Nearly half the high school students in a nationwide survey said they believe their teachers sometimes choose to ignore students who are cheating in class. And more than half admitted they had used the Internet to commit plagiarism.
Those were two key findings of a survey of 4,500 high school students from across the country conducted by Donald McCabe, a professor of management at Rutgers University in New Brunswick, N.J. He has been tracking student-cheating issues at the college level for decades, but recently turned his attention to how high school students are trying to deceive their teachers and how students believe teachers are reacting to such behavior.
According to Mr. McCabe’s survey—which included 14 public and 11 private high schools—47 percent of the students believe teachers sometimes elect not to confront students they know are cheating. Of those students, 26 percent said they believed teachers simply don’t want to be bothered by reporting suspected academic dishonesty.
Mr. McCabe said he expected those findings because similar studies he’s done indicate that about one-third of college students believe their professors look the other way when cheating occurs.
"[Teachers are] afraid of retaliation by the parents,” Mr. McCabe contended. “They’d rather not have to deal with the parents. It’s a hassle.”
Michael S. Josephson, the founder and president of the Marina del Rey, Calif.-based Josephson Institute of Ethics, had similar thoughts about why teachers might refrain from confronting student cheaters.
“They’re afraid they’ll be sued by parents, and that schools don’t have the resources to back them up [in court],” Mr. Josephson said.
What’s more, he said, schools have grown complacent about cheating. Most have not drawn up effective policies to stop the practice in the same aggressive ways they have for other discipline problems, he suggested.
Janet Bass, a spokeswoman for the American Federation of Teachers, which represents more than 1 million members, said she had “no idea” students perceived that such a large percentage of teachers would ignore cheating.
Ms. Bass wondered “if any of this is an outgrowth of the increased pressure put on schools” because of the standards and accountability movement.
Cyber- Plagiarism
As part of the survey, Mr. McCabe also looked into a problem that more and more teachers are encountering these days: students plagiarizing material from the Internet for school assignments.
In his survey, 54 percent of students admitted to using the Internet to pirate others’ material. However, Mr. McCabe expressed surprise that so many high school students had committed some form of cyber-plagiarism, given that two to three times fewer college students tend to plagiarize, according to previous research he has conducted. Mr. McCabe speculated that high schoolers might be more likely to plagiarize than college students because precollegiate teachers lack the in-depth knowledge of their subject matter and have to teach broader courses than college professors do. “If there’s a [college] course on the Civil War, there’s a pretty good chance the professor knows all the major works on the topic,” he said.

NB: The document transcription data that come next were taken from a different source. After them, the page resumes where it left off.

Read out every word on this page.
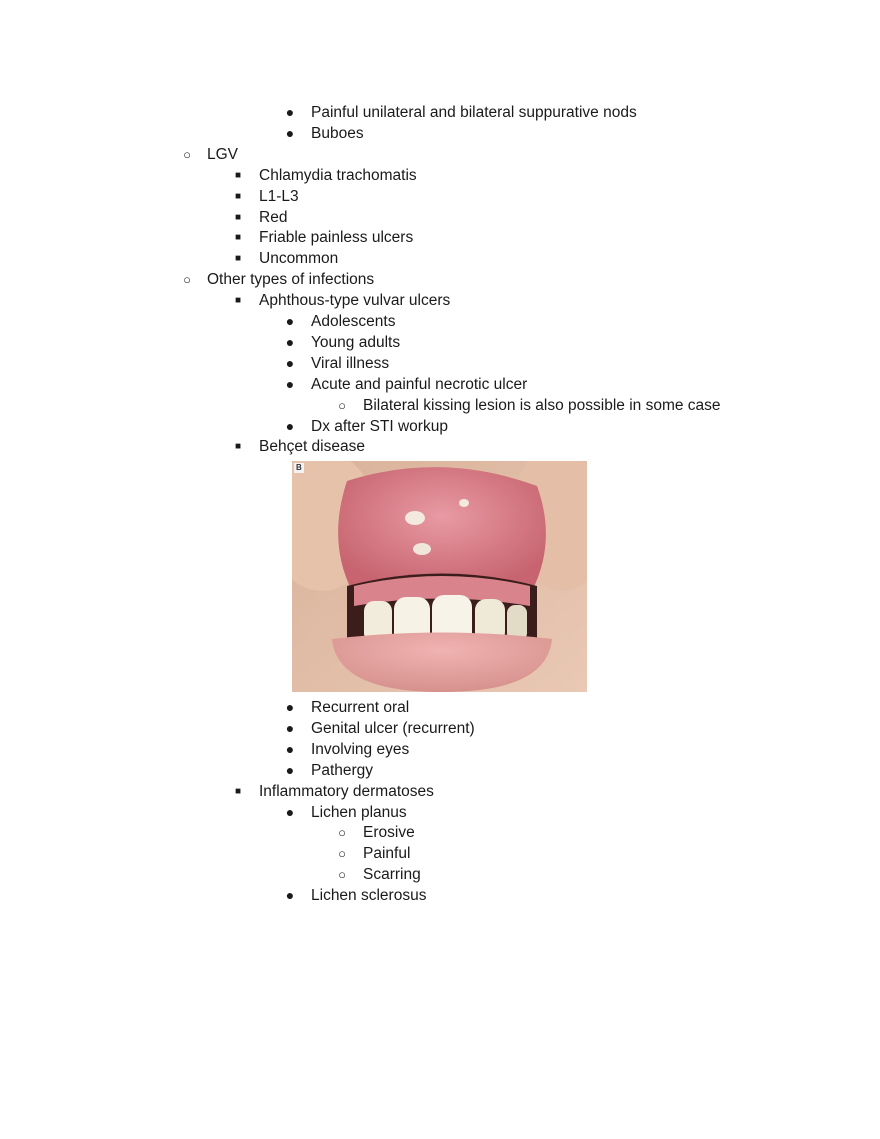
●	Painful unilateral and bilateral suppurative nods
●	Buboes
○	LGV
■	Chlamydia trachomatis
■	L1-L3
■	Red
■	Friable painless ulcers
■	Uncommon
○	Other types of infections
■	Aphthous-type vulvar ulcers
●	Adolescents
●	Young adults
●	Viral illness
●	Acute and painful necrotic ulcer
○	Bilateral kissing lesion is also possible in some case
●	Dx after STI workup
■	Behçet disease
B
●	Recurrent oral
●	Genital ulcer (recurrent)
●	Involving eyes
●	Pathergy
■	Inflammatory dermatoses
●	Lichen planus
○	Erosive
○	Painful
○	Scarring
●	Lichen sclerosus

But some high school educators—well aware of how easy it is for students to plagiarize material from the Web—are fighting back. They are using software programs designed to detect the practice. (“Educators Turn to Anti-Plagiarism Web Programs To Detect Cheating,” Dec. 13, 2000.)
The survey confirmed earlier studies in which a vast majority of students admitted to committing academic fraud.
In Mr. McCabe’s survey, a full 74 percent of students admitted that, at least once during the past school year, they had engaged in what Mr. McCabe called serious cheating—using illegal crib notes, copying answers from another student on a test, or helping another student cheat.